The 2018 K-State Collegiate Crops team includes (l to r) Keren Duerksen (assistant coach), Kevin Donnelly (coach), Wes Jennings, Jayden Meyer, Nate Dick, Blake Kirchhoff, Madison Tunnell, Noah Winans, Kaylin Fink (assistant coach), and Luke Ryan | Download this photo.
K-State Crops Team wins national championship and sweeps top individual awards
This year marks the 16th win in the past 20 years
December 6, 2018
MANHATTAN, Kan. – The Kansas State University Crops Team recently captured the title of national champions by winning both the Kansas City American Royal Collegiate Crops Contest on Nov. 13 and the Chicago Collegiate Crops Contest on Nov. 17. K-State teams have now won the collegiate crops contest championship in 16 of the past 20 years. Iowa State University was in second place at both events, and the University of Minnesota-Crookston took third.
Official members of the K-State team were Wes Jennings, Abilene, junior in agronomy; Luke Ryan, Solomon, sophomore in agronomy; and Jayden Meyer, Smith Center, sophomore in agricultural economics. Alternate contestants were agronomy majors Nate Dick, junior, Inman; Noah Winans, junior, Tekonsha, Michigan; Madison Tunnell, sophomore, Olathe; and Blake Kirchhoff, sophomore, Hardy, Nebraska.
In both contests, the K-State team took first place in all three phases of the contest: plant and seed identification, seed analysis and grain grading. In addition, team members swept the 1-2-3 individual overall placings at both events. Such a sweep of all three contest components and the top three individual placings at both contests is very rare and has only been accomplished twice before in the 85-year history of the events, both times by K-State.
At Chicago, Wes Jennings won first place individual overall. He won both the plant and seed identification and seed analysis components and finished second in grain grading. Luke Ryan was second overall, placing second in identification, third in seed analysis and fourth in identification. Jayden Meyer came in third, tied with Ryan for second in identification, and was fourth in seed analysis and seventh in grain grading. Alternate Nate Dick also had a perfect score in grain grading.
At Kansas City, Jayden Meyer was the top individual overall, where he won the grain grading component with a perfect score. He also was first in identification and second in seed analysis. Wes Jennings was second individual overall, placing first in identification, second in seed analysis, and fourth in grain grading. Luke Ryan was tied for third overall, third in identification, sixth in grain grading and eighth in seed analysis. Alternate Blake Kirchhoff scored a perfect in grain grading also.
The team was coached by Kevin Donnelly, K-State professor of agronomy. Keren Duerksen, Newton, and Kaylin Fink, Chapman, seniors in agronomy, were assistant coaches.
In the contests, participants are required to identify 200 plant or seed samples of crops and weeds; grade eight different samples of grain according to Federal Grain Inspection Service standards; and analyze 10 seed samples to determine what contaminants they contain.

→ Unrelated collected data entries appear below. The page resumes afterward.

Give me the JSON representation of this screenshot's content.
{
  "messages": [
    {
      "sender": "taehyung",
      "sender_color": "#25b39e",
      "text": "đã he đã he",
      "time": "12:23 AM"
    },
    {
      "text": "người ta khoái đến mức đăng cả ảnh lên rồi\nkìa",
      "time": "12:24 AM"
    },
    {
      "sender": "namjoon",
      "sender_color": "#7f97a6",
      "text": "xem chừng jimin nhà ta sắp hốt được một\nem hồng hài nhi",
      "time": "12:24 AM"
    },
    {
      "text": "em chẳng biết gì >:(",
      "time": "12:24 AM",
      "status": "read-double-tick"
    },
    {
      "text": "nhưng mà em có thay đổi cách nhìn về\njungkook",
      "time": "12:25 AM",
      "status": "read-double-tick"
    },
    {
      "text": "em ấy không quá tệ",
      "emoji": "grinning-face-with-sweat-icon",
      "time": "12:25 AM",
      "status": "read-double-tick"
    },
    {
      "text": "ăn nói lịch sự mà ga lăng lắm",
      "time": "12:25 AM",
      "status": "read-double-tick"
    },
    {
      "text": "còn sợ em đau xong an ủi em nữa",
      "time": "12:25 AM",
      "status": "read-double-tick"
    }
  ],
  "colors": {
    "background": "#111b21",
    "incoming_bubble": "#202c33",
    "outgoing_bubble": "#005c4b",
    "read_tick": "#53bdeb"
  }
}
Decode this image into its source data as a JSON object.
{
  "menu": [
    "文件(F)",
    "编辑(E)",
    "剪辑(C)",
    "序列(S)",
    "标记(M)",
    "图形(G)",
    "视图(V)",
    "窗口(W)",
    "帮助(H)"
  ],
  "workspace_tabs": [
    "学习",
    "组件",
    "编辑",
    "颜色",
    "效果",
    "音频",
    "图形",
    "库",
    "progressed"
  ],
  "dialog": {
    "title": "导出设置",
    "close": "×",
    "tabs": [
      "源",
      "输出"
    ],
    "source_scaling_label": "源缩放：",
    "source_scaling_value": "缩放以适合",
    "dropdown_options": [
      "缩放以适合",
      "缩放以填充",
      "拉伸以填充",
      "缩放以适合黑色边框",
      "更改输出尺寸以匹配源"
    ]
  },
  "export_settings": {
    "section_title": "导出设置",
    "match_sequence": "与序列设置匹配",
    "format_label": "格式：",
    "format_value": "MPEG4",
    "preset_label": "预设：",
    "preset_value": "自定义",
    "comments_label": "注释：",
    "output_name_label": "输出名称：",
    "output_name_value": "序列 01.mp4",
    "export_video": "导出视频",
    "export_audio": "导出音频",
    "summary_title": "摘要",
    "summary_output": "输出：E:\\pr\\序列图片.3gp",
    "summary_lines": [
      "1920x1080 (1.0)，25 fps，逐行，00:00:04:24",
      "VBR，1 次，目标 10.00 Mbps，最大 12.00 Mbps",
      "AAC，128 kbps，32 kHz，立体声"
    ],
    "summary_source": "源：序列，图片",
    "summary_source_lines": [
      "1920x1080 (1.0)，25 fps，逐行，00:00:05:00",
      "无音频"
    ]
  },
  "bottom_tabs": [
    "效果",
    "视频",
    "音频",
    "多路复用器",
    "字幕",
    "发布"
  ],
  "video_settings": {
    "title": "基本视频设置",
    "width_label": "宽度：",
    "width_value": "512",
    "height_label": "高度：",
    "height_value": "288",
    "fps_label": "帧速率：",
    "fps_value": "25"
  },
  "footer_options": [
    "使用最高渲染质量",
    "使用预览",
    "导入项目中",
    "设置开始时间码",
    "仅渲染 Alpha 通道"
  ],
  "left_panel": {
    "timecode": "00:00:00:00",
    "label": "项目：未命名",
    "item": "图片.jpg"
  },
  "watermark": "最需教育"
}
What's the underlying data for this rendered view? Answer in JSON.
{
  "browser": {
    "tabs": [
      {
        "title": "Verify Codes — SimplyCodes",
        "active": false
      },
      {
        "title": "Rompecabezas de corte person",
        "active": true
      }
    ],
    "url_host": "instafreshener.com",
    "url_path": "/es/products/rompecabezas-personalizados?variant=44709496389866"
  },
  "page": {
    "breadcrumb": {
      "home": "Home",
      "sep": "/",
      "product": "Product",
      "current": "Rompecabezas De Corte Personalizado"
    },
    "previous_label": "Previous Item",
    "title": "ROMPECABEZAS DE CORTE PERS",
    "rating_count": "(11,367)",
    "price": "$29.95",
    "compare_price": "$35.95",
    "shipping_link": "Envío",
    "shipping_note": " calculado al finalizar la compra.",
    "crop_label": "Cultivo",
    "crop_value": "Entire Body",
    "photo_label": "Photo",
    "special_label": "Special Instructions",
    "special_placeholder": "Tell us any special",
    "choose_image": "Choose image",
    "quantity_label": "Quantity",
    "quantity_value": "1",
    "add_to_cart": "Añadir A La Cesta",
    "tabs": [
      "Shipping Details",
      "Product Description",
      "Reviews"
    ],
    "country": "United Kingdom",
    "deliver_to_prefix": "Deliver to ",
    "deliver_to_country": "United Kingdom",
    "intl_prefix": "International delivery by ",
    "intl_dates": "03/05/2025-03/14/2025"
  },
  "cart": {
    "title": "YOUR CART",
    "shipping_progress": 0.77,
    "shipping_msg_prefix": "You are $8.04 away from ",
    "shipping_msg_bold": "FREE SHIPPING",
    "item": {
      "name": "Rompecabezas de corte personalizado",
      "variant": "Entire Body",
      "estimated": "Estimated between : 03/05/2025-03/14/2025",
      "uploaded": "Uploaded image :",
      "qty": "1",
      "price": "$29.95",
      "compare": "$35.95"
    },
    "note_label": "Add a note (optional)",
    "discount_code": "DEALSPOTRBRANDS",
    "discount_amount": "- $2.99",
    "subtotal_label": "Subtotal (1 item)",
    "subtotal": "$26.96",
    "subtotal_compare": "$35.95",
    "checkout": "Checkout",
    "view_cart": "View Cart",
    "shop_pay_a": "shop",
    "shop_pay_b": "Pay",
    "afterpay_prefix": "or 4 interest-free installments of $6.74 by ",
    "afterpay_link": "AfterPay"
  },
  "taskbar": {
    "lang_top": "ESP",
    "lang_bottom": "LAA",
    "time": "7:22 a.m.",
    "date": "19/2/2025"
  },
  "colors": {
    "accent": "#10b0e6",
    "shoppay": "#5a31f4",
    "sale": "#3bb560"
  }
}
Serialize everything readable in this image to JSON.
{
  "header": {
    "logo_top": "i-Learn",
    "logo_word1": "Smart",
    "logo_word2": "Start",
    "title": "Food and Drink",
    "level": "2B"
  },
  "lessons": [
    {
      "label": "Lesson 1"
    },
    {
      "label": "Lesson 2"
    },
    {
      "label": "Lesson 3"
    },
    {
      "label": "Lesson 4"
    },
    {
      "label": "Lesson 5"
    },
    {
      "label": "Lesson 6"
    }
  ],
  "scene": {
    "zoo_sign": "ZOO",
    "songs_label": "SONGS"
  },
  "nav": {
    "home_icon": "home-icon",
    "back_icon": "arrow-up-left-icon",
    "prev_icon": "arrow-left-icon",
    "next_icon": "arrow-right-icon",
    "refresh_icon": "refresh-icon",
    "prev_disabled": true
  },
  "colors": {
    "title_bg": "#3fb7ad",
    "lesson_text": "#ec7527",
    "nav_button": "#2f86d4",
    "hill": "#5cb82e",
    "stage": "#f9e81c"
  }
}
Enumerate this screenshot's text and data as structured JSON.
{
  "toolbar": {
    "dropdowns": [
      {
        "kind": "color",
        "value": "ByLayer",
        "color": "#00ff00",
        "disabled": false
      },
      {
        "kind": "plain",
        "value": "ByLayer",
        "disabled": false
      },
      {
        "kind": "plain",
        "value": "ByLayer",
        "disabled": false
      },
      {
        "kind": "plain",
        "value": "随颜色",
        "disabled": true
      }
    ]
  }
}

The American Royal coordinated the Kansas City contest, with Corteva Agriscience as the primary awards sponsor. Additional sponsors were GFG Ag Services, CHS Foundation, American Society of Agronomy, Association of Official Seed Analysts, and South Dakota Crop Improvement Association.
The primary sponsor of the Chicago contest was the CME Group. Additional donors in Chicago included the Crop Science Society of America, Growmark Cooperative, and the Society of Commercial Seed Technologists.
For its performance, K-State received a team scholarship award from contest sponsors at Kansas City, and CME Group provided individual scholarships to the top five students at Chicago. They will also receive a stipend from the American Society of Agronomy Reinvest Program to attend the Australia Universities Crops Competition in the fall of 2019.
Locally, sponsors for the K-State Crops Team include the Kansas Crop Improvement Association, Department of Agronomy, College of Agriculture, and the K-State Student Government Association.